Regulation Best Interest exams have moved beyond a "good faith" compliance assessment, John Polise, associate director of the Securities and Exchange Commission's National Broker-Dealer and Exchange Program within the exam division, warned Thursday.
While the agency has moved beyond the Phase 1 "good faith effort" Reg BI exam cycle, the agency is "not looking to do gotcha exams or make enforcement referrals per se," Polise said during a webcast held by the Securities Industry and Financial Markets Association. "I think we're still understanding that the rule is complicated, that there are myriad ways for individual firms to address the four core obligations" in Reg BI.
The SEC released a statement on Dec. 21 detailing its plans to ramp up Reg BI exams.
The SEC, Polise added, also still has "not identified ideal or best practices and can do quite a bit more in helping the industry comply with that."

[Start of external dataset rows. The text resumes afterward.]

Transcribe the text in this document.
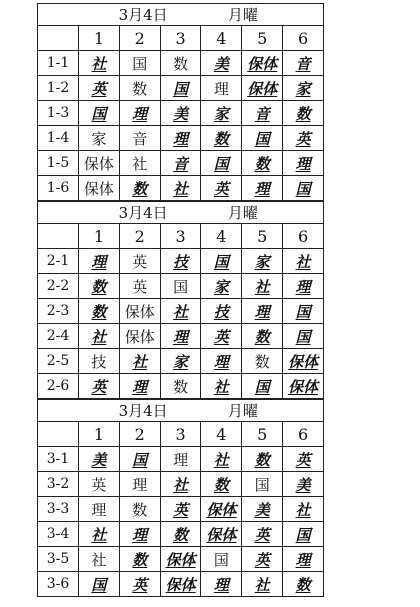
3月4日 月曜						
	1	2	3	4	5	6
1-1	社	国	数	美	保体	音
1-2	英	数	国	理	保体	家
1-3	国	理	美	家	音	数
1-4	家	音	理	数	国	英
1-5	保体	社	音	国	数	理
1-6	保体	数	社	英	理	国
3月4日 月曜						
	1	2	3	4	5	6
2-1	理	英	技	国	家	社
2-2	数	英	国	家	社	理
2-3	数	保体	社	技	理	国
2-4	社	保体	理	英	数	国
2-5	技	社	家	理	数	保体
2-6	英	理	数	社	国	保体
3月4日 月曜						
	1	2	3	4	5	6
3-1	美	国	理	社	数	英
3-2	英	理	社	数	国	美
3-3	理	数	英	保体	美	社
3-4	社	理	数	保体	英	国
3-5	社	数	保体	国	英	理
3-6	国	英	保体	理	社	数
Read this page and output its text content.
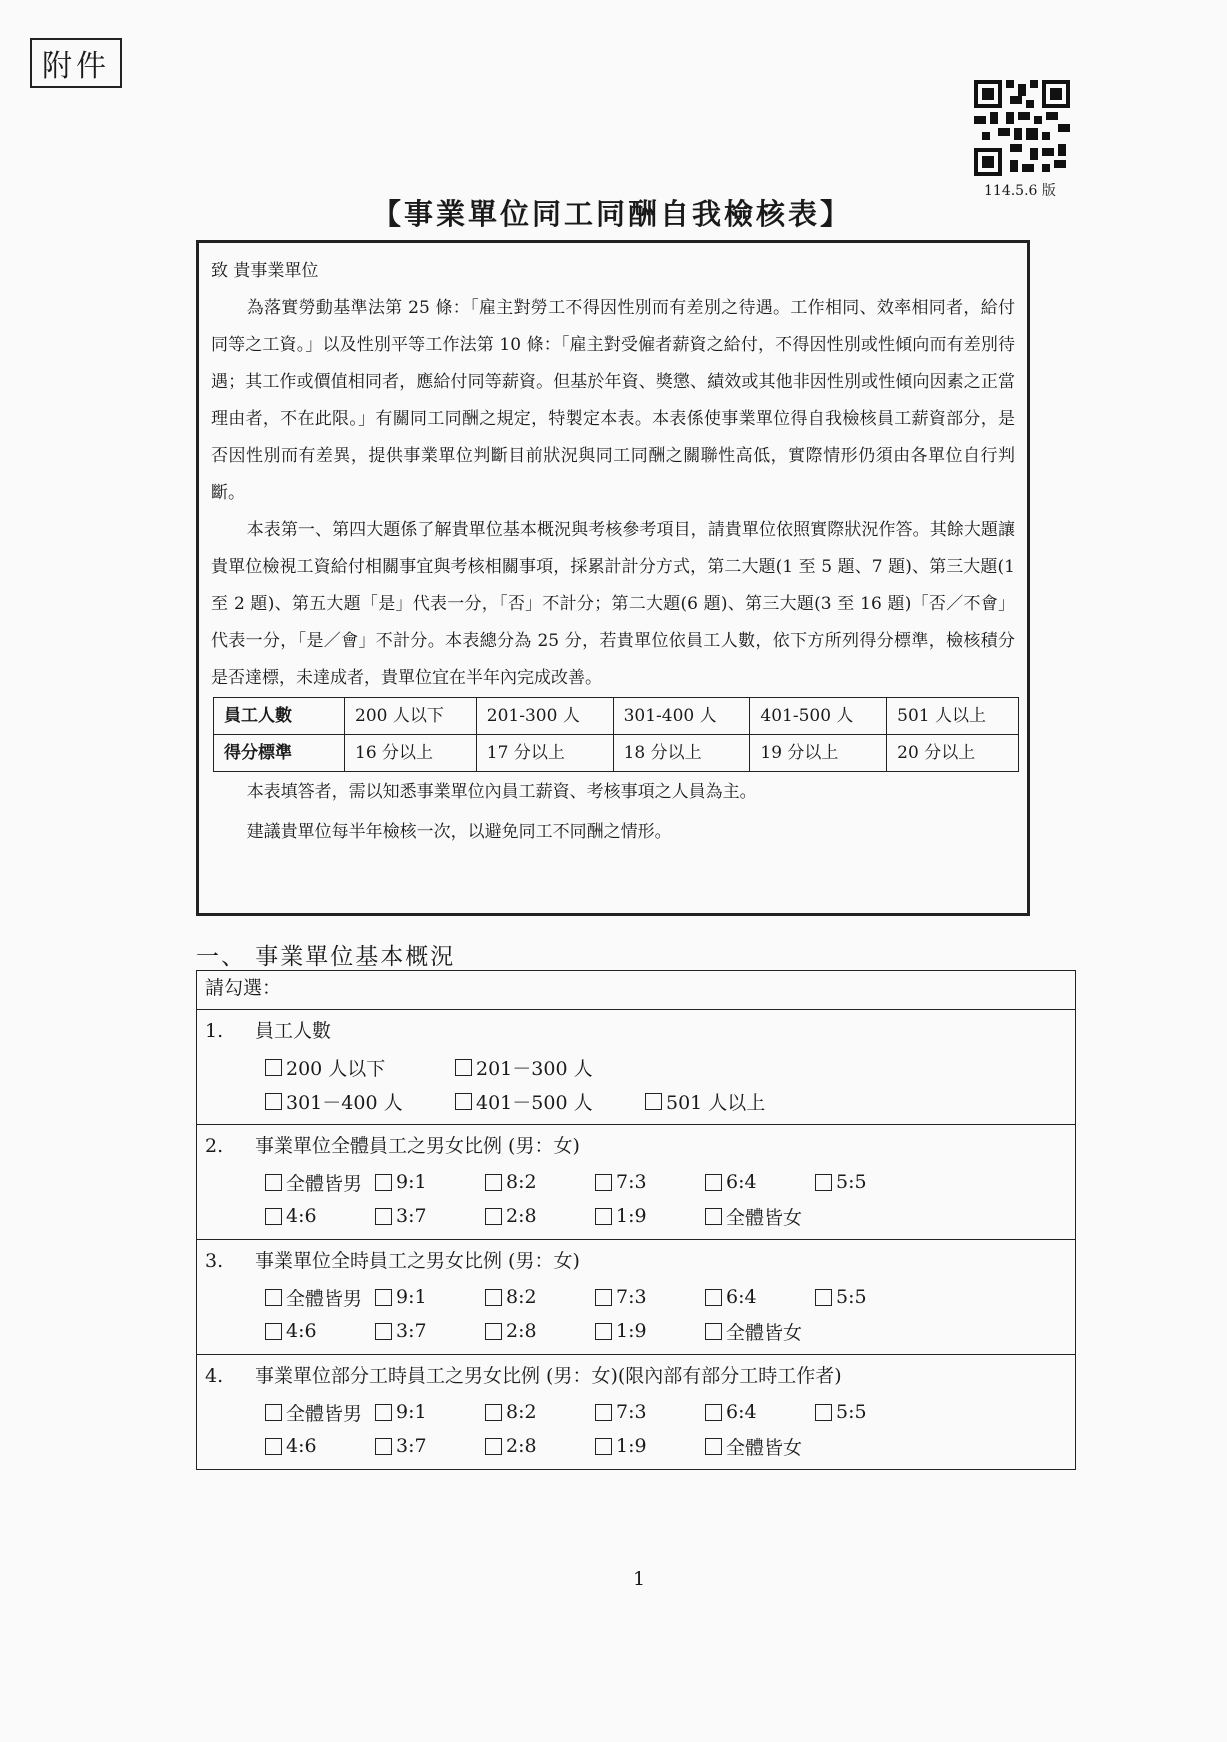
附件
114.5.6 版
【事業單位同工同酬自我檢核表】

致 貴事業單位

為落實勞動基準法第 25 條：「雇主對勞工不得因性別而有差別之待遇。工作相同、效率相同者，給付同等之工資。」以及性別平等工作法第 10 條：「雇主對受僱者薪資之給付，不得因性別或性傾向而有差別待遇；其工作或價值相同者，應給付同等薪資。但基於年資、獎懲、績效或其他非因性別或性傾向因素之正當理由者，不在此限。」有關同工同酬之規定，特製定本表。本表係使事業單位得自我檢核員工薪資部分，是否因性別而有差異，提供事業單位判斷目前狀況與同工同酬之關聯性高低，實際情形仍須由各單位自行判斷。

本表第一、第四大題係了解貴單位基本概況與考核參考項目，請貴單位依照實際狀況作答。其餘大題讓貴單位檢視工資給付相關事宜與考核相關事項，採累計計分方式，第二大題(1 至 5 題、7 題)、第三大題(1 至 2 題)、第五大題「是」代表一分，「否」不計分；第二大題(6 題)、第三大題(3 至 16 題)「否／不會」代表一分，「是／會」不計分。本表總分為 25 分，若貴單位依員工人數，依下方所列得分標準，檢核積分是否達標，未達成者，貴單位宜在半年內完成改善。

員工人數	200 人以下	201-300 人	301-400 人	401-500 人	501 人以上
得分標準	16 分以上	17 分以上	18 分以上	19 分以上	20 分以上

本表填答者，需以知悉事業單位內員工薪資、考核事項之人員為主。

建議貴單位每半年檢核一次，以避免同工不同酬之情形。

一、 事業單位基本概況
請勾選：

1.	員工人數
200 人以下	201－300 人
301－400 人	401－500 人	501 人以上

2.	事業單位全體員工之男女比例 (男：女)
全體皆男 9:1	8:2	7:3	6:4	5:5
4:6	3:7	2:8	1:9	全體皆女

3.	事業單位全時員工之男女比例 (男：女)
全體皆男 9:1	8:2	7:3	6:4	5:5
4:6	3:7	2:8	1:9	全體皆女

4.	事業單位部分工時員工之男女比例 (男：女)(限內部有部分工時工作者)
全體皆男 9:1	8:2	7:3	6:4	5:5
4:6	3:7	2:8	1:9	全體皆女
1
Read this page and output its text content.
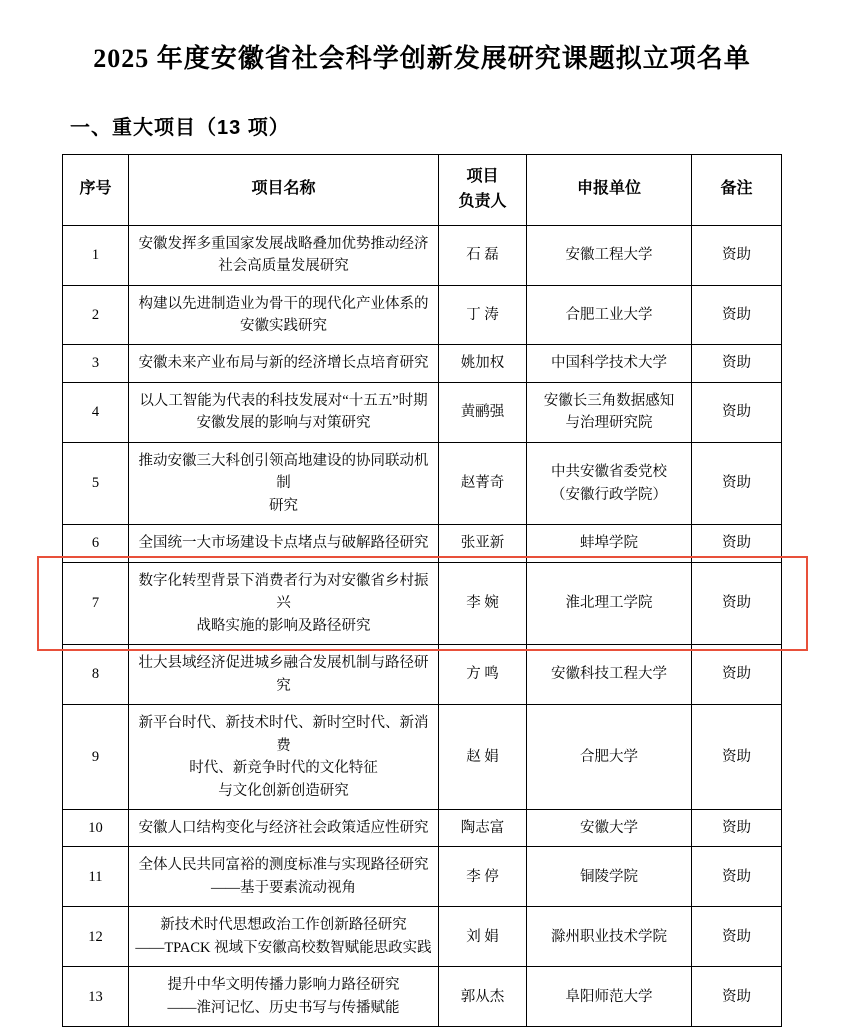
2025 年度安徽省社会科学创新发展研究课题拟立项名单
一、重大项目（13 项）
序号	项目名称	项目
负责人	申报单位	备注
1	安徽发挥多重国家发展战略叠加优势推动经济
社会高质量发展研究	石 磊	安徽工程大学	资助
2	构建以先进制造业为骨干的现代化产业体系的
安徽实践研究	丁 涛	合肥工业大学	资助
3	安徽未来产业布局与新的经济增长点培育研究	姚加权	中国科学技术大学	资助
4	以人工智能为代表的科技发展对“十五五”时期
安徽发展的影响与对策研究	黄鹂强	安徽长三角数据感知
与治理研究院	资助
5	推动安徽三大科创引领高地建设的协同联动机制
研究	赵菁奇	中共安徽省委党校
（安徽行政学院）	资助
6	全国统一大市场建设卡点堵点与破解路径研究	张亚新	蚌埠学院	资助
7	数字化转型背景下消费者行为对安徽省乡村振兴
战略实施的影响及路径研究	李 婉	淮北理工学院	资助
8	壮大县域经济促进城乡融合发展机制与路径研究	方 鸣	安徽科技工程大学	资助
9	新平台时代、新技术时代、新时空时代、新消费
时代、新竞争时代的文化特征
与文化创新创造研究	赵 娟	合肥大学	资助
10	安徽人口结构变化与经济社会政策适应性研究	陶志富	安徽大学	资助
11	全体人民共同富裕的测度标准与实现路径研究
——基于要素流动视角	李 停	铜陵学院	资助
12	新技术时代思想政治工作创新路径研究
——TPACK 视域下安徽高校数智赋能思政实践	刘 娟	滁州职业技术学院	资助
13	提升中华文明传播力影响力路径研究
——淮河记忆、历史书写与传播赋能	郭从杰	阜阳师范大学	资助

That said, Reg BI "is a serious obligation," Polise added. "In our good-faith exams we saw very good efforts and attempts by people to comply with the rule but there were some areas that could certainly be improved. Would they rise to the level of enforcement referrals? Probably not— more like deficiency letters to encourage people to take a more aggressive approach towards some of those requirements."
What's a Complex Product Under Reg BI?
Kevin Carroll, SIFMA's associate general counsel, stated that complex products will be probed under Reg BI Phase 2 exams, but noted such products are not defined. He queried Polise on what products fall under that definition.
Polise responded: Inverse or leveraged exchange products, penny stocks, variable annuities, derivatives, as well as securities with low liquidity "that may not be consistent with what a customer's needs are" — asset-backed securities or investments tied to market volatility.
"While there's no set definition" of a complex product, Polise explained, "I think we often look to … whether the rep can explain it in the first instance and whether there are higher costs associated with it."